D. Carlos Azevedo e a igreja sabem que o poder político pouco mais é do que o executor dos interesses do poder económico. Além disso, os políticos são, muitas vezes, medíocres, facilmente corruptos, insensíveis e sem a visão construtiva de um mundo que colide com os seus interesses pessoais e de grupo. Mas a Igreja, salvo alguns beliscões muito genéricos, nunca os maltrata, não só porque vão à missa e comungam, mas, sobretudo, porque alinham naquilo que a Igreja impõe e exige.
D. Carlos e a Igreja sabem que o povo não é suficientemente culto para entender as complexas relações de causa e efeito, daqui decorrendo a sua incapacidade para romper o amorfismo e empreender as mudanças de comportamento necessárias à germinação da semente de uma sociedade nova. Mas em vez de o ensinarem e de o fazerem crescer através do conhecimento e da cultura obrigam-no a calar-se e a rezar.
D. Carlos Azevedo e a Igreja sabem que os mais responsáveis, os ditos intelectuais, aqueles que, por força do conhecimento, mais próximos deveriam estar da verdade e da moral, os detentores da ciência e da cultura nos seus mais diversos ramos, os agentes da abertura das mentalidades, estão obrigatoriamente enfeudados, consciente ou inconscientemente, nas formas obscurantistas do pensamento único, impostas pelas linhas dos grandes interesses a que a Igreja não é alheia.
Ser pobre é tremendamente penoso. Querer que o pobre seja sereno e feliz é um ultraje, D. Carlos Azevedo. A pobreza não é só feita de fome. Ela é também de natureza emocional. Os factores emocionais abrangem essencialmente as perturbações afectivas, criando sentimentos destrutivos e corrosivos como a depressão e as perturbações ansiosas.
Os factores de stress crónico constituem um grande leque, incluindo o desrespeito do Estado pelo cidadão, o baixo apoio social, a insegurança na doença, o baixo estatuto sócio-económico, o endividamento e a crua insensibilidade da especulação bancária, a progressiva angústia da vida cada vez mais difícil numa sociedade dita de progresso e desenvolvimento, os conflitos de trabalho, os desencontros conjugais e familiares, sempre crescentes numa sociedade injusta e pouco solidária como a nossa, o espírito fortemente abalado pela rigidez afectiva e pela incapacidade de sentir prazer com a vida, a aversão ao trabalho, a propensão para a violência, o estado de incapacidade funcional e as queixas somáticas que daí advêm e que se arrastam pela vida fora, a sensação de não se ser amado, a amargura do viver só, o isolamento social, a falta de confidentes, as más condições de trabalho, a falta de paz no emprego, as tarefas repetitivas, a rotina excessiva sem escapes criativos, a sensação de confinamento rígido, o desequilíbrio entre esforço e compensações, as más condições habitacionais, os maus-tratos infantis, as más experiências de toda a ordem.

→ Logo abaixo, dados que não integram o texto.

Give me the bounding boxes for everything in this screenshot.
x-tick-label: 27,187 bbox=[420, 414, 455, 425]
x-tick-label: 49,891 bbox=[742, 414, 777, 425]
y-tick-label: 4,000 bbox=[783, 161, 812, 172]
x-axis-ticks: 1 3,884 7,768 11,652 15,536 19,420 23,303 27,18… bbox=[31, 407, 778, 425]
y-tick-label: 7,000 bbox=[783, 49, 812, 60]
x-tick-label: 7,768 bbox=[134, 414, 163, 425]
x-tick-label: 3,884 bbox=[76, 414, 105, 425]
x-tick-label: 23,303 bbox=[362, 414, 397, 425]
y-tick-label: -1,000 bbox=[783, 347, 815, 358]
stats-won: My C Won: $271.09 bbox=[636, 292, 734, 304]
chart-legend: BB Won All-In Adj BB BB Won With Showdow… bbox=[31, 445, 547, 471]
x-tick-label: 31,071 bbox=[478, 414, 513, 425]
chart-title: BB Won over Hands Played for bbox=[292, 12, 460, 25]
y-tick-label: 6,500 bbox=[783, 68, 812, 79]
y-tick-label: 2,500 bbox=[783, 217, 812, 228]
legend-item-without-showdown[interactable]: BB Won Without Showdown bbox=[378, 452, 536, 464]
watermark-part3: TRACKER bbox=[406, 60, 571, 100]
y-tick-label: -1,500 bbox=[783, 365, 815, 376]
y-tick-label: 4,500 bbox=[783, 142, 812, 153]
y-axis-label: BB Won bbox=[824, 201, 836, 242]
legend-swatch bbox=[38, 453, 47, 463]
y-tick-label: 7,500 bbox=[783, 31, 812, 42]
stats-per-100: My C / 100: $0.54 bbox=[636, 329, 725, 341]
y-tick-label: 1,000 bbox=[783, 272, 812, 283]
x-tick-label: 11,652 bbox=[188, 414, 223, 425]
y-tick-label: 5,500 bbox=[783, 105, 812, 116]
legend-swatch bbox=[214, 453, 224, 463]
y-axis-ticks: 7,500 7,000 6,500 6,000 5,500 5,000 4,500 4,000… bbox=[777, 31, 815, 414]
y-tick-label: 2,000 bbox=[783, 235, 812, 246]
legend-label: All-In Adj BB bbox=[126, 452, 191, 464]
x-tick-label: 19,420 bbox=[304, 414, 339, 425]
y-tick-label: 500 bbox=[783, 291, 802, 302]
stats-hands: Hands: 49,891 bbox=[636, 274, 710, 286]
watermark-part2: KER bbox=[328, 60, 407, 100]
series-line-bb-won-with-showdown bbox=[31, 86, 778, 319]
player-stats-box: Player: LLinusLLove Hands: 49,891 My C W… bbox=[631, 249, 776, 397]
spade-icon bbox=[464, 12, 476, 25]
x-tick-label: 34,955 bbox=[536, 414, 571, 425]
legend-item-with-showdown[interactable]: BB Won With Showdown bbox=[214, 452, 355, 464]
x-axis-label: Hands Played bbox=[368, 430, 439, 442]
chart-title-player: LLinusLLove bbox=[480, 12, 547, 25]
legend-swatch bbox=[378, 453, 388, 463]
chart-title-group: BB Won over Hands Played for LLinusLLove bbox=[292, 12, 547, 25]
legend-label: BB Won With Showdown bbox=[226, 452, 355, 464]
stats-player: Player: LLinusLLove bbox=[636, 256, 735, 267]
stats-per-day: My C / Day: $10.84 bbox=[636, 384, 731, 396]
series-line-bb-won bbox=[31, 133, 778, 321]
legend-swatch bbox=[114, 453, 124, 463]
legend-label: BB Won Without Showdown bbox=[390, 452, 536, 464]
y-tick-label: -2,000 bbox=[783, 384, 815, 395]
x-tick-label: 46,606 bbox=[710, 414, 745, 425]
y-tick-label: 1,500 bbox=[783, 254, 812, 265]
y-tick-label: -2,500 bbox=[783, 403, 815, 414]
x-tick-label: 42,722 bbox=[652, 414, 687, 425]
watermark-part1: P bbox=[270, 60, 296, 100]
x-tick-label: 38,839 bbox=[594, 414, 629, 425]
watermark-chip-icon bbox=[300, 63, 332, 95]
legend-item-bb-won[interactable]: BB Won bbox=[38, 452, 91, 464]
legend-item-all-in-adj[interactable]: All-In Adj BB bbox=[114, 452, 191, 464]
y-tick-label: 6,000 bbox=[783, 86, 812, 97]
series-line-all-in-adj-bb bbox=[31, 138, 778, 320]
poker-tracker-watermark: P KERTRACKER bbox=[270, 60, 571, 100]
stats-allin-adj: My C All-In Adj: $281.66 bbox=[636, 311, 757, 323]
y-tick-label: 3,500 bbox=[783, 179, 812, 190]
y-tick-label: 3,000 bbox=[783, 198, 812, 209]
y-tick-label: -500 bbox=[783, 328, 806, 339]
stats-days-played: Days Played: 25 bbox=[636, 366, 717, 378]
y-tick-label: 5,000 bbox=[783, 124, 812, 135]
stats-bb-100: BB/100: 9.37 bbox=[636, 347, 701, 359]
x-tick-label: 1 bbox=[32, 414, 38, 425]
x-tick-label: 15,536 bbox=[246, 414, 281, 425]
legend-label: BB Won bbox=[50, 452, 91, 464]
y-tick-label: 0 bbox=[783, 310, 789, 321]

Esta sim, é a pobreza no seu estado puro e ninguém tem o dever e a obrigação de ser pobre.
A pobreza de Portugal e de tantos outros países está na asfixia da vida, provocada por todos aqueles que neste país e neste planeta vivem da morte.
Portugal é um país pobre, D. Carlos Azevedo, como tantos outros, porque não os deixam ser ricos. Capazes disso eram eles.
Repare, D. Carlos Azevedo, que o JN impõe hoje a sua pessoa como FIGURA DO DIA.